Subí Capitol Hill y encontré a varios miembros del grupo radical Proud Boys reclutando gente para derribar las cercas que mantenían a la gente fuera del edificio. Decían por los megáfonos que había que luchar contra la tiranía y que no podíamos acobardarnos. Cuando me acerqué a la reja que protegía el Senado, vi cómo las vallas cedían y los manifestantes atacaban a los policías. El caos se extendió y la situación se parecía mucho más a una guarimba que a una protesta pacífica. Aunque me sorprendió que los votantes del partido de “la ley y el orden” estuvieran haciendo algo así, estaba seguro de que no pasarían de ahí, porque seguir adelante es un golpe, o mínimo una rebelión.
Y entonces vino el horror. La gente empezó a empujar a la policía del Capitolio hacia el interior del edificio y a agarrar objetos puntiagudos o cualquier cosa que les sirviera para romper las ventanas. Cascos, banderas, toda suerte de cosas volaban por los aires. Había un pandemonio ahí, en ese templo que es símbolo de la democracia ante el mundo. Mientras reúno estas notas todavía me cuesta describirlo. La policía respondía con cartuchos sonoros, gas pimienta y algo de gas lacrimógeno, que empezó a llegar desde el otro lado del Capitolio, pero la fuerza pública estaba en severa inferioridad numérica. Me quedé ahí, estupefacto, sin saber qué decir, viendo cómo el poder legislativo del país más poderoso del planeta era arrasado.
Media hora después de que los manifestantes ingresaron a la institución, empezaron a cantar con euforia el himno, The Star Spangled Banner, por supuesto que sin máscaras. Ahí fue cuando pensé que la democracia de Estados Unidos se estaba desmoronando, como lo había hecho la de Venezuela.
La ciudad se militarizó en las horas siguientes.
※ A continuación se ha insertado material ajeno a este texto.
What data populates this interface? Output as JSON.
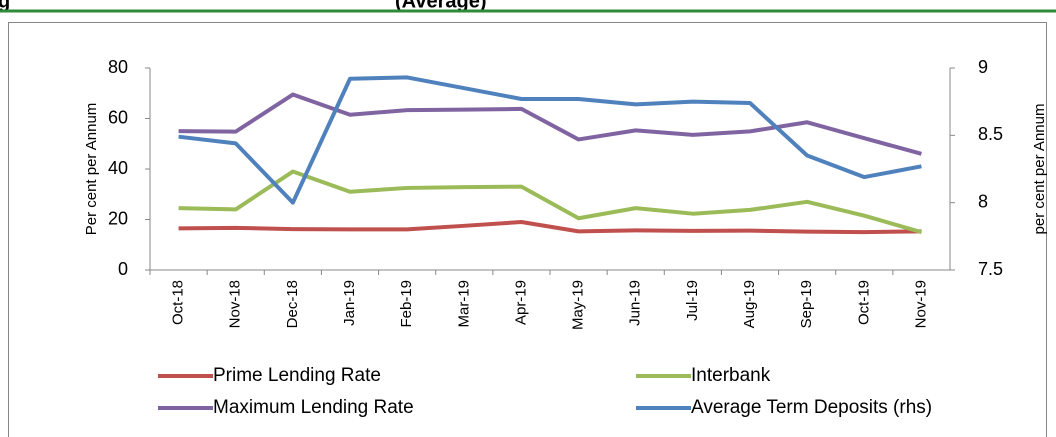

En contraste con el discreto despliegue policial de la mañana, empecé a ver tanta policía y militares de la Guardia Nacional como en un día de protesta violenta en Caracas. Las ambulancias corrían de un lado a otro recogiendo heridos (han reportado cuatro muertes mientras escribo), y se imponía toque de queda a partir de las seis de la tarde en Washington D.C. y en las ciudades adyacentes. Empezó a llegar gente con armas largas y a amenazar con que las usaría. Traté de tomarle una foto a un tipo con un rifle, pero me enseñó la culata del arma como amenaza, levanté las manos y me alejé. A mí me pareció que se avecinaba una matanza tipo Puente Llaguno y arranqué para mi casa antes de que me agarrara el toque de queda.
Cuando llegué, mi familia estaba viendo las terribles imágenes en la televisión.
Nos miramos y comentamos algo que nunca habíamos hecho desde que nos exiliamos en Estados Unidos: presenciábamos un ataque contra la democracia.
Los eventos del miércoles serán recordados por siempre en la historia de este país. Desde la ocupación británica durante la guerra de 1812, el congreso nunca había sido asaltado. En ese momento fue un ejército invasor extranjero, pero esta vez fue el propio comandante en jefe de Estados Unidos quien llevó a su gente a hacer esto, y su guerra es contra la soberanía popular.
Ayer, Trump hizo todo lo posible para que los venezolanos exiliados en EEUU nos sintiéramos de nuevo en casa. Solo espero que no se le ocurra ahora decir que “los objetivos no han sido alcanzados, por ahora”.